Commodity Markets Council supportive of the proposed rule. The Commodity Markets Council is a trade association that brings together exchanges and their industry counterparts. Its members include commercial end-users that utilize the futures and swaps markets for agriculture, energy, metal, and soft commodities. The CMC expressed its general support for the rule and expressed its appreciation for the CFTC’s fresh approach to implementing the position limits provisions of Dodd-Frank. The CMC comment letter noted the following:
  • The proposed rule responds to many of the end-user concerns about prior Commission proposals raised by those who use futures markets to hedge risk exposures related to commercial activities in physical commodities.

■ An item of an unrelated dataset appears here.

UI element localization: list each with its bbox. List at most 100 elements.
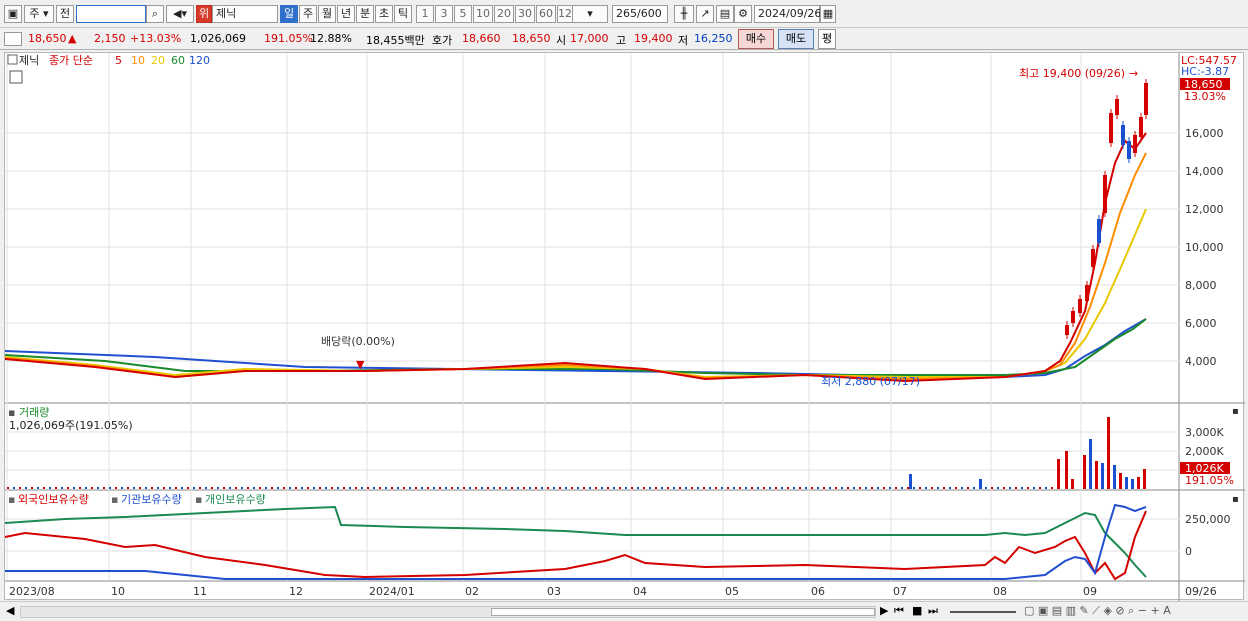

  • CMC applauds the proposal for its implicit recognition that safeguarding market function is the paramount concern when implementing regulatory tools such as speculative position limits.
  • CMC also respects the Commission’s decision to undertake necessity findings to support its decisions and resulting position limits regime. 
CMC also expressed its concern that the proposal could result in several unintended consequences for the markets and their participants. Its concerns centered around relying on increased deference to exchanges and market participants in assessing risk and recognizing strategies for hedging risk exposures. In particular, CMC saw questions arising in connection with the expressed intent of the proposed rule and its potential implications for CMC members. As a consequence, CMC provided suggestions designed to achieve greater predictability in the rule, including the bona fide hedge definition, the list of enumerated hedges, and guidance provided in connection with the measurement of risk.

Better Markets says proposal continues to suffer from significant legal and policy deficiencies. In its comment letter, Better Markets, a self-described non-profit, non-partisan organization promoting the public interest in the financial markets, indicated its general support for the CFTC’s attention to public interest concerns related to speculative position limits. However, the organization starkly opposed the proposed rule’s deference to exchanges for establishing, administering, and monitoring position limits in accordance with minimal and often non-binding guidance. Moreover, Better Markets asserted that the proposal opened too many avenues to avoid, if not evade, meaningful federal and exchange-determined position limits through expanded exemptions and delegations of authorities. According to Better Markets, the proposal’s five most material deficiencies were as follows:
  • The federal spot month limits for derivatives on the 25 physical commodities subject to the most critical elements of the proposal would generally represent significant increases in permissible speculation.
  • The proposal would not establish federal position limits for non-spot-month derivatives contracts on 16 of the 24 physical commodities subject to the most critical elements of the proposal.
  • The proposal would dramatically expand (almost triple) the number of self-effectuating enumerated exemptions and, for the first time, recognize a broad exemption (read, loophole) for anticipatory merchandizing.
  • The proposal would implement a new process for recognizing non-enumerated hedging strategies that practically eliminates CFTC oversight.
  • The proposal would make necessity findings and interpret ambiguities in CEA section 4a as requiring such a finding before finalizing any position limits on derivatives on physical commodities. 
Bottom line, Better Markets concluded that under the CFTC’s newest proposal, the potential for implementing federal position limits that do not actually limit speculation remains too great.